Although the regulatory agenda for open banking is a global trend, the system’s design and rules change from country to country. In Brazil, the centralized management by the Central Bank and the set of a communication standard via APIs are some of the main characteristics that make Brazilian open banking different (and, for many experts, better) from the model adopted in other countries. With a layer of standardized technology and easy data portability, major banks, digital banks, and fintech startups have started a race to see who offers the best portfolio and experience to consumers.
Between August and October, consumers approached via apps by the institutions will be able to share some types of data with them. This will happen on a staggered basis, and every two weeks, a new data type can be shared. First, the registration data (such as name, address, and time of registration at the institution of origin), then transaction data, including saving accounts, and then card and other credit operations.
In talks with LABS last Monday, Fábio Lins, executive superintendent of channels, PIX, and open finance at Banco Original, said that institutions were starting the second phase with some caution, testing flows between APIs so that when customers were invited to share their data the experience was flowing well. “[With the second phase] followed by the third phase, which starts now at the end of the month, we will have the opportunity to talk to at least 1 million customers until October. And depending on where each one comes from, the proposal [to attract them to Original] will be quite aggressive,” Lins said.
Original currently has over 5 million customers, of which 4.8 million are individuals, 215,000 microentrepreneurs, and 8,000 companies. In the third phase, mentioned by Lins, institutions will be able to integrate payment services, more specifically PIX (Brazil‘s new instant payments system]. The consumer will then be able to authorize an institution to make a payment or even accept credit offers.
According to Lins, Original made a ranking of institutions and called it “Original Engine of Financial Intelligence.” It works like this: the larger the customer’s home institution and the longer the customer has been with it, the more aggressive Original’s offer will be. “And here we are talking about competing right from the very start. If this customer is new and comes from Itaú or Bradesco [two of the largest banks in Brazil], the time that it takes to open an account, which is already minimal, will drop by half. For those who are already Original customers, we will be able to review the offers and services we’ve made them. We will be able to offer things like 20% to 40% higher loans and bring those customers [to Original for good],” Lins pointed out. “At each cycle of the second phase, and each phase, we will be able to improve the offers made to ours and also to new customers,” stressed Lins.
While large institutions were required to participate in open banking’s framework, fintechs and even smaller banks like Original could choose to participate or not. “We were born within this [open banking] concept, and today we provide payment and credit services to more than 40 players within our Bank as a Service arm, the Original Hub. We are already used to doing this via bilateral agreements. Now, everything is standardized and automated. In other words, there was no reason for us not to participate from the beginning, and discussing the implementation of the system side by side with the big banks”, said Lins.
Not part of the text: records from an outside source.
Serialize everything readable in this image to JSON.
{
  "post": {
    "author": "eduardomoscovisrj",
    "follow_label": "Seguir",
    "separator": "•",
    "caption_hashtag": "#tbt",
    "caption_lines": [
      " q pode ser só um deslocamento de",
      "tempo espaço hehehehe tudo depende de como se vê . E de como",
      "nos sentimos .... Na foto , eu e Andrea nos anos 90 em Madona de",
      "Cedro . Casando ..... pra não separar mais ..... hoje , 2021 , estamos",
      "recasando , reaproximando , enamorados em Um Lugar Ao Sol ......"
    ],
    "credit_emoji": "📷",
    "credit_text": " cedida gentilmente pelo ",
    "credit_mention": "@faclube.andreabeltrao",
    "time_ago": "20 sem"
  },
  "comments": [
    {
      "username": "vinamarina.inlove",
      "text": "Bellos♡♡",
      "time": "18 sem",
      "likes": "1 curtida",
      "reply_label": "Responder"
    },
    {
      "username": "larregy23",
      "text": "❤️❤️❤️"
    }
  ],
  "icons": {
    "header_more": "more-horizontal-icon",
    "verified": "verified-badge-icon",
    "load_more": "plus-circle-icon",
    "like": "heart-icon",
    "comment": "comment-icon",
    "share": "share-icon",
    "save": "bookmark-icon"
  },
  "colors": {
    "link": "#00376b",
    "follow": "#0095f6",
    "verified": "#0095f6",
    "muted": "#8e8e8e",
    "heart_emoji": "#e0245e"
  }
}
Unlike other digital banks, which have been growing based on fee waivers as their main gimmick, Original rejects this path. That’s why it also grows, apparently, at a slower pace than its competitors. But there is more to measuring a neobank success than its number of account holders.
An example of the success that Original can achieve with open finance is in the cross offers it has been making to PicPay customers, the largest digital wallet in Brazil and Latin America that belongs to the same holding company that controls Original, called J&F.
In 2020, Original launched a credit card operation and started offering them to non-account holders, more specifically to PicPay users. Of the 8 million cards issued by the bank until March this year, 5 million were for non-account holders, PicPay users.